Ocergy Foundation Technology Picked for Salamander Pre-FEED Design

Contracts & Tenders

A joint venture between Simply Blue Group, Subsea 7, and Ørsted has awarded Ocergy with a pre-FEED foundation design contract for its 100 MW Salamander floating offshore wind project in Scotland.

Ocergy

Last year, Salamander signed a memorandum of understanding (MoU) with Ocergy to evaluate its foundation design for the development in northeast Scotland.

The project will feature Ocergy’s OCG-Wind foundation technology which was developed to support very large wind turbines (>10MW) and designed for the development of large-scale wind farms.

The company’s floating technology is targeting a levelised cost of energy (LCOE) that can start to drive reductions in floating offshore wind farms to eventually be competitive with fixed offshore wind farms, according to the press release.

“This project will demonstrate that the premise of delivering one unit per week, week after week is achievable. This is the last major industry hurdle before the deployment of large, commercial-scale, floating wind projects”, said Dominique Roddier, Ocergy’s CEO.

OCG-Wind is a semi-submersible platform designed to utilise the industrial performance of hull fabrication and assembly through the maximisation of the local supply chain.

The hull is made of three outside circular columns connected mechanically with trusses to a central column that supports the wind turbine.

Source: Ocergy

A feasibility study considered all aspects of the design, technical performance, fabrication, assembly, operations and installation of the OCG-Wind for Salamander.
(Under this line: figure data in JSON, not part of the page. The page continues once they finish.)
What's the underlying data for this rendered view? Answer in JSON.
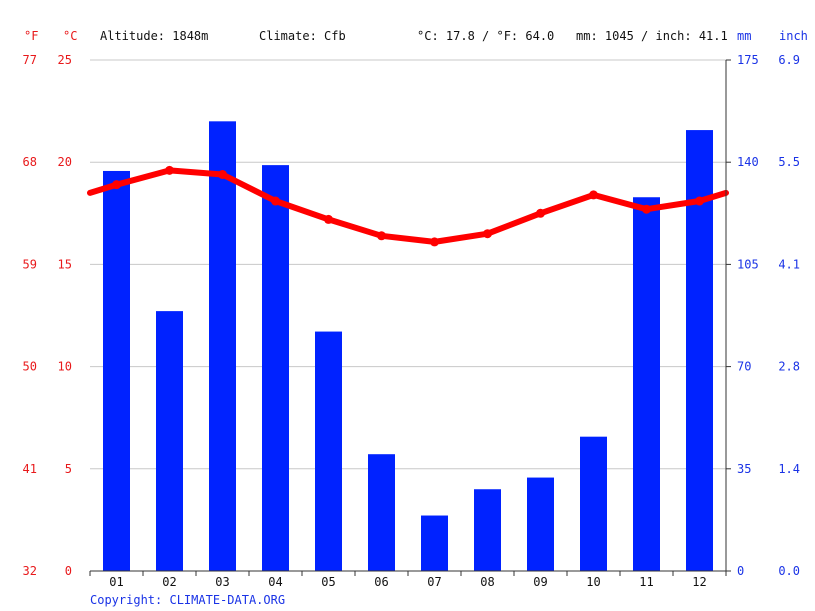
{
  "header": {
    "unit_f": "°F",
    "unit_c": "°C",
    "altitude": "Altitude: 1848m",
    "climate": "Climate: Cfb",
    "temp_avg": "°C: 17.8 / °F: 64.0",
    "precip_total": "mm: 1045 / inch: 41.1",
    "unit_mm": "mm",
    "unit_inch": "inch"
  },
  "footer": {
    "copyright": "Copyright: CLIMATE-DATA.ORG"
  },
  "colors": {
    "temperature": "#ff0000",
    "precipitation": "#0022ff",
    "left_axis": "#e8191b",
    "right_axis": "#1a33e6"
  },
  "chart_data": {
    "type": "bar",
    "categories": [
      "01",
      "02",
      "03",
      "04",
      "05",
      "06",
      "07",
      "08",
      "09",
      "10",
      "11",
      "12"
    ],
    "series": [
      {
        "type": "bar",
        "axis": "right",
        "values": [
          137,
          89,
          154,
          139,
          82,
          40,
          19,
          28,
          32,
          46,
          128,
          151
        ]
      },
      {
        "type": "line",
        "axis": "left",
        "values": [
          18.9,
          19.6,
          19.4,
          18.1,
          17.2,
          16.4,
          16.1,
          16.5,
          17.5,
          18.4,
          17.7,
          18.1
        ],
        "edge_start": 18.5,
        "edge_end": 18.5
      }
    ],
    "left_axis_c": {
      "ylim": [
        0,
        25
      ],
      "ticks": [
        "0",
        "5",
        "10",
        "15",
        "20",
        "25"
      ]
    },
    "left_axis_f": {
      "ticks": [
        "32",
        "41",
        "50",
        "59",
        "68",
        "77"
      ]
    },
    "right_axis_mm": {
      "ylim": [
        0,
        175
      ],
      "ticks": [
        "0",
        "35",
        "70",
        "105",
        "140",
        "175"
      ]
    },
    "right_axis_inch": {
      "ticks": [
        "0.0",
        "1.4",
        "2.8",
        "4.1",
        "5.5",
        "6.9"
      ]
    },
    "grid": true
  }
}
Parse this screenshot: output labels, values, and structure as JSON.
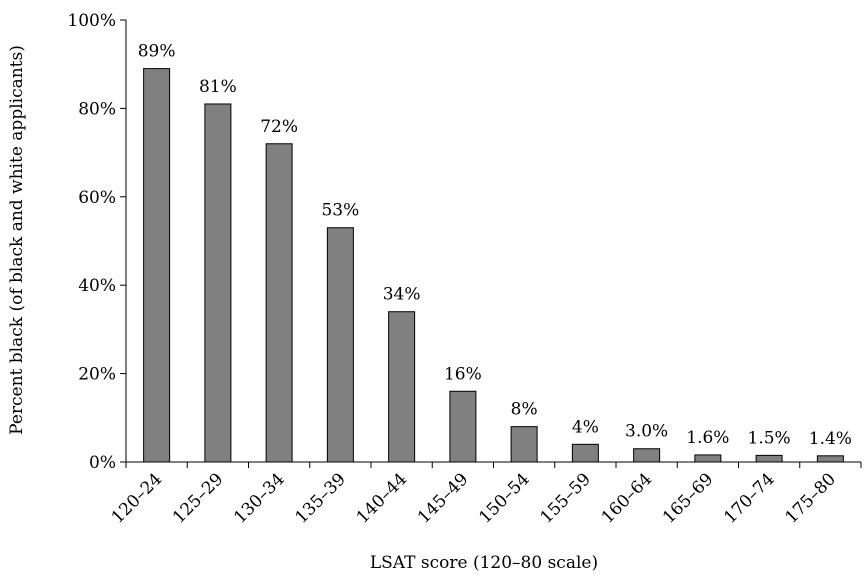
{
  "chart_data": {
    "type": "bar",
    "title": "",
    "xlabel": "LSAT score (120–80 scale)",
    "ylabel": "Percent black (of black and white applicants)",
    "ylim": [
      0,
      100
    ],
    "yticks": [
      "0%",
      "20%",
      "40%",
      "60%",
      "80%",
      "100%"
    ],
    "grid": false,
    "categories": [
      "120–24",
      "125–29",
      "130–34",
      "135–39",
      "140–44",
      "145–49",
      "150–54",
      "155–59",
      "160–64",
      "165–69",
      "170–74",
      "175–80"
    ],
    "values": [
      89,
      81,
      72,
      53,
      34,
      16,
      8,
      4,
      3.0,
      1.6,
      1.5,
      1.4
    ],
    "data_labels": [
      "89%",
      "81%",
      "72%",
      "53%",
      "34%",
      "16%",
      "8%",
      "4%",
      "3.0%",
      "1.6%",
      "1.5%",
      "1.4%"
    ],
    "bar_color": "#808080",
    "bar_stroke": "#000000"
  }
}
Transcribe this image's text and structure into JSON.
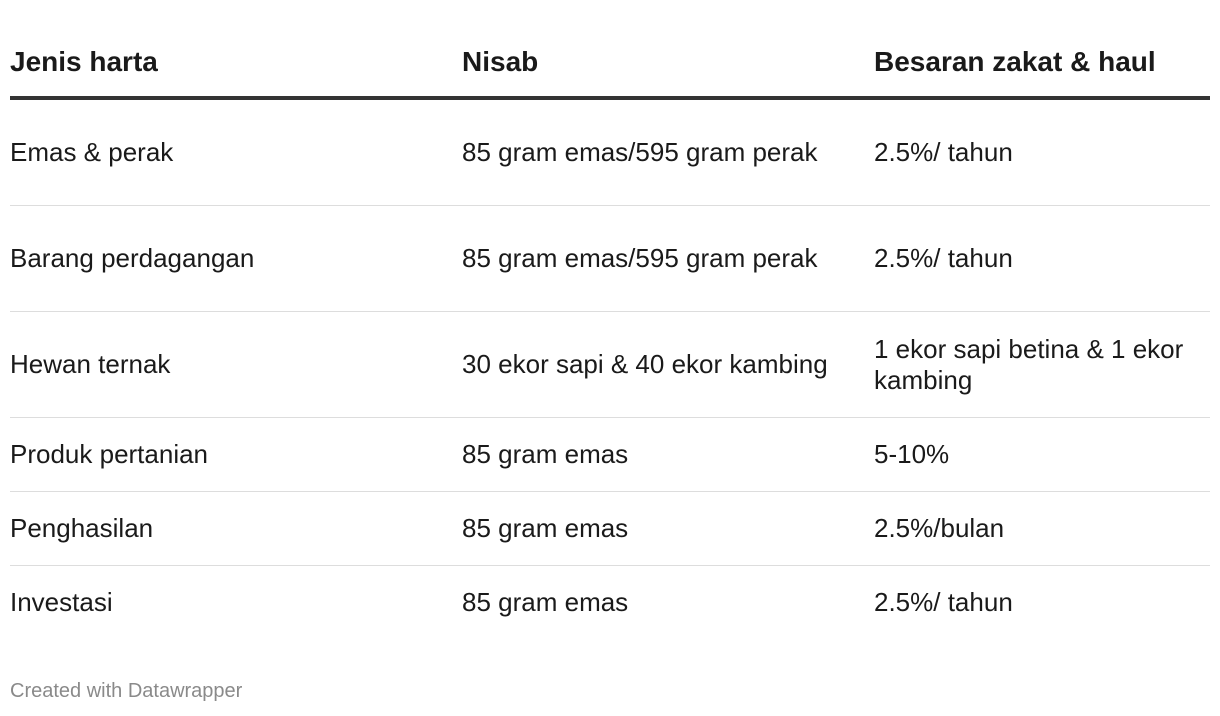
{
  "chart_data": {
    "type": "table",
    "columns": [
      "Jenis harta",
      "Nisab",
      "Besaran zakat & haul"
    ],
    "rows": [
      [
        "Emas & perak",
        "85 gram emas/595 gram perak",
        "2.5%/ tahun"
      ],
      [
        "Barang perdagangan",
        "85 gram emas/595 gram perak",
        "2.5%/ tahun"
      ],
      [
        "Hewan ternak",
        "30 ekor sapi & 40 ekor kambing",
        "1 ekor sapi betina & 1 ekor kambing"
      ],
      [
        "Produk pertanian",
        "85 gram emas",
        "5-10%"
      ],
      [
        "Penghasilan",
        "85 gram emas",
        "2.5%/bulan"
      ],
      [
        "Investasi",
        "85 gram emas",
        "2.5%/ tahun"
      ]
    ]
  },
  "footer": {
    "credit": "Created with Datawrapper"
  }
}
It also reviewed the compatibility of the OCG-Wind platform to the site, inclusive of performance, supply chain, and local content management, as well as identified schedule risks and overall project costs. This feasibility study will now progress to the pre-FEED phase, according to the press release.

“We aim to provide access to double the number of Scottish port facilities over some traditional floating concepts due to lower draft requirements”, said Huw Bell, Salamander Project Director.

“We also expect a scalable fabrication and assembly process, suitable for commercial scale deployment as well as decreasing fabricated steel mass by around a third, which will reduce the cost of energy whilst also providing potential for local fabrication.”

Located 35 kilometres off Peterhead, the Salamander floating offshore wind project is designed to provide the Scottish supply chain with an early capacity development opportunity, enabling it to play a much greater role in subsequent large-scale floating offshore wind buildout.

The project, for which geophysical and environmental survey works were completed at the beginning of this month, is intended to be progressed through the innovation track of Crown Estate Scotland’s Innovation and Targeted Oil and Gas (INTOG) leasing round.

The 100 MW Salamander was first announced last year by Simply Blue Energy and Subsea 7. Earlier this year, Ørsted joined the joint venture and acquired a majority stake in the project.